Durairaj Janani, de Ridder Dick, van Dijk Aalt D J
Biozentrum, University of Basel, Basel, Switzerland.
Bioinformatics Group, Department of Plant Sciences, Wageningen University and Research, Wageningen, the Netherlands.
Comput Struct Biotechnol J. 2022 Dec 29;21:630-643. doi: 10.1016/j.csbj.2022.12.039. eCollection 2023.
Recent breakthroughs in protein structure prediction demarcate the start of a new era in structural bioinformatics. Combined with various advances in experimental structure determination and the uninterrupted pace at which new structures are published, this promises an age in which protein structure information is as prevalent and ubiquitous as sequence. Machine learning in protein bioinformatics has been dominated by sequence-based methods, but this is now changing to make use of the deluge of rich structural information as input. Machine learning methods making use of structures are scattered across literature and cover a number of different applications and scopes; while some try to address questions and tasks within a single protein family, others aim to capture characteristics across all available proteins. In this review, we look at the variety of structure-based machine learning approaches, how structures can be used as input, and typical applications of these approaches in protein biology. We also discuss current challenges and opportunities in this all-important and increasingly popular field.

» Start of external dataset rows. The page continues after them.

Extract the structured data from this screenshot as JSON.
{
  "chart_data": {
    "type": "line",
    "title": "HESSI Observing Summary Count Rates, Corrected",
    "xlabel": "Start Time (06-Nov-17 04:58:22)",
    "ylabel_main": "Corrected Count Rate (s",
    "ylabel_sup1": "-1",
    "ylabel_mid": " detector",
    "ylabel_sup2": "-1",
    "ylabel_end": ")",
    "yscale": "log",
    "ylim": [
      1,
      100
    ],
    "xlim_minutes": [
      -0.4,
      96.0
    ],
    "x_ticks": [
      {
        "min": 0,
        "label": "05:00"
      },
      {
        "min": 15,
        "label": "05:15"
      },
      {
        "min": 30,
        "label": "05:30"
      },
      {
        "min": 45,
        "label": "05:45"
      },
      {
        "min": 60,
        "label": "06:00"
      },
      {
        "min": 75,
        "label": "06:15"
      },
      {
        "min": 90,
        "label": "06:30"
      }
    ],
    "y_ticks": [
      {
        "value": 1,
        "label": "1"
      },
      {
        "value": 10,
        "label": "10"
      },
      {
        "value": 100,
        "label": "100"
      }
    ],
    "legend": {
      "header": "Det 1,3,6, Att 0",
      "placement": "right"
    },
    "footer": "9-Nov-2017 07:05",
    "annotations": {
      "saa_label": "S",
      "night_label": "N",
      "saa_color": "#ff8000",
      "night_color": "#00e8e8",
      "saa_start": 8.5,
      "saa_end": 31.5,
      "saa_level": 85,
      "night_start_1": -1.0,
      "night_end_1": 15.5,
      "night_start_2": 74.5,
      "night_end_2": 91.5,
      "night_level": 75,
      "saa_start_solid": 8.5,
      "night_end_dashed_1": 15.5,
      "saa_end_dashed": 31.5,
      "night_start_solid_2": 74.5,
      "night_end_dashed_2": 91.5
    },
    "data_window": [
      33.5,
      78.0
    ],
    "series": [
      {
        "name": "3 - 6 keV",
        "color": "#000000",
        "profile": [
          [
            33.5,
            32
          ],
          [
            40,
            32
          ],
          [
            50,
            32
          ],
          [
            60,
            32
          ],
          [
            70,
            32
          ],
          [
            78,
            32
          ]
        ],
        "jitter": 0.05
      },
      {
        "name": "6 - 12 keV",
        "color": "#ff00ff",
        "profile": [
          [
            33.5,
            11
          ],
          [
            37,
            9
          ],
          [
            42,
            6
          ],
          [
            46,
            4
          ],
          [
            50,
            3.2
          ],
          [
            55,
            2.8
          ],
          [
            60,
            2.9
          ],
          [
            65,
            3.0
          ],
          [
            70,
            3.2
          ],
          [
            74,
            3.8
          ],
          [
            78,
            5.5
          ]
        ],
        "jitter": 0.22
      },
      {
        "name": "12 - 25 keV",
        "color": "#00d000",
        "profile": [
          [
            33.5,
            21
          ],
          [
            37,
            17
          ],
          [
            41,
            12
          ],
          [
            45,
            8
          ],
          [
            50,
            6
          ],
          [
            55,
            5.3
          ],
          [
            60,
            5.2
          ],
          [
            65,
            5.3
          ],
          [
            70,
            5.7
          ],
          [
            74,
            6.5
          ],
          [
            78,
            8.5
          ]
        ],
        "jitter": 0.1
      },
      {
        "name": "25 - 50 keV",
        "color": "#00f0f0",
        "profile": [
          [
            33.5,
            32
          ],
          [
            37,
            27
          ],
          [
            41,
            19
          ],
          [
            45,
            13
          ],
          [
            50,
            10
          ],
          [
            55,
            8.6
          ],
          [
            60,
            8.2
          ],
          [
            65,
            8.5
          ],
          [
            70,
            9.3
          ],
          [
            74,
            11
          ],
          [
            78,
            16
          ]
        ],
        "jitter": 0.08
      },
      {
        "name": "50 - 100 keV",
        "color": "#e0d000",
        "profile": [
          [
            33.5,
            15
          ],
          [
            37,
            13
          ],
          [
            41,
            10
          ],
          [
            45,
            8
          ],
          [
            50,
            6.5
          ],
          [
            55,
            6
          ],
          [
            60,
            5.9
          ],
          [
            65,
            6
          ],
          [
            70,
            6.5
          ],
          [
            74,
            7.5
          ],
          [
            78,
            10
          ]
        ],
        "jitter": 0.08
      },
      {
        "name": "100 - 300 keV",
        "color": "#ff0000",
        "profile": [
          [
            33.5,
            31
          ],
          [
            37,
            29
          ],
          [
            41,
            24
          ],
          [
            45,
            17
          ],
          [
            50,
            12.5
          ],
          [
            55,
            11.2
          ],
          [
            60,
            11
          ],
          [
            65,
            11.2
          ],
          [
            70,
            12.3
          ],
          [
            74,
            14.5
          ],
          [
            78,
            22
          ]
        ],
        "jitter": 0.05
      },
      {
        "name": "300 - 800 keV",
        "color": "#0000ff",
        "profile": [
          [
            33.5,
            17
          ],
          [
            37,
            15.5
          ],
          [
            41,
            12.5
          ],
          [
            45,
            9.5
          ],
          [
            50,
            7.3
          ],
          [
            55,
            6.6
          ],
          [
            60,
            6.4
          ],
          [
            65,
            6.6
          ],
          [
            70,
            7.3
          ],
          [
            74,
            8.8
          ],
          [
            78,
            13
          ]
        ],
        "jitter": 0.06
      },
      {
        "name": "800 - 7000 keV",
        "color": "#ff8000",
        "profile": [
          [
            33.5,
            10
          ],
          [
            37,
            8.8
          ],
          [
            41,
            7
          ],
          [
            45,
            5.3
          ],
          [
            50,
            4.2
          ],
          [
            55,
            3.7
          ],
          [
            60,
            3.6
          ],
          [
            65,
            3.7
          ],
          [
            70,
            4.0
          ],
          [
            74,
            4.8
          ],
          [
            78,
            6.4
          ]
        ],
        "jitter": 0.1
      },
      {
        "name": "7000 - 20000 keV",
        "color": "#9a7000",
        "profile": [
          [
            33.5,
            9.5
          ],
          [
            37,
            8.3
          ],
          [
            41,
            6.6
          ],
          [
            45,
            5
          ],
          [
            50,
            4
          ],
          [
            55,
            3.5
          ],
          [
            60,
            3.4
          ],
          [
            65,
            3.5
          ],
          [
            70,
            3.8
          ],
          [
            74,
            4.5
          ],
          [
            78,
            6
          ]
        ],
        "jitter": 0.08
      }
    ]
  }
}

蛋白质结构预测方面的最新突破标志着结构生物信息学新时代的开始。结合实验结构测定的各种进展以及新结构发表的持续速度,这预示着一个蛋白质结构信息将像序列一样普遍和无处不在的时代。蛋白质生物信息学中的机器学习一直以基于序列的方法为主,但现在这种情况正在改变,开始利用大量丰富的结构信息作为输入。利用结构的机器学习方法分散在文献中,涵盖了许多不同的应用和范围;有些方法试图解决单个蛋白质家族中的问题和任务,而另一些则旨在捕捉所有可用蛋白质的特征。在这篇综述中,我们将探讨各种基于结构的机器学习方法、结构如何用作输入以及这些方法在蛋白质生物学中的典型应用。我们还将讨论这个极其重要且日益流行的领域当前面临的挑战和机遇。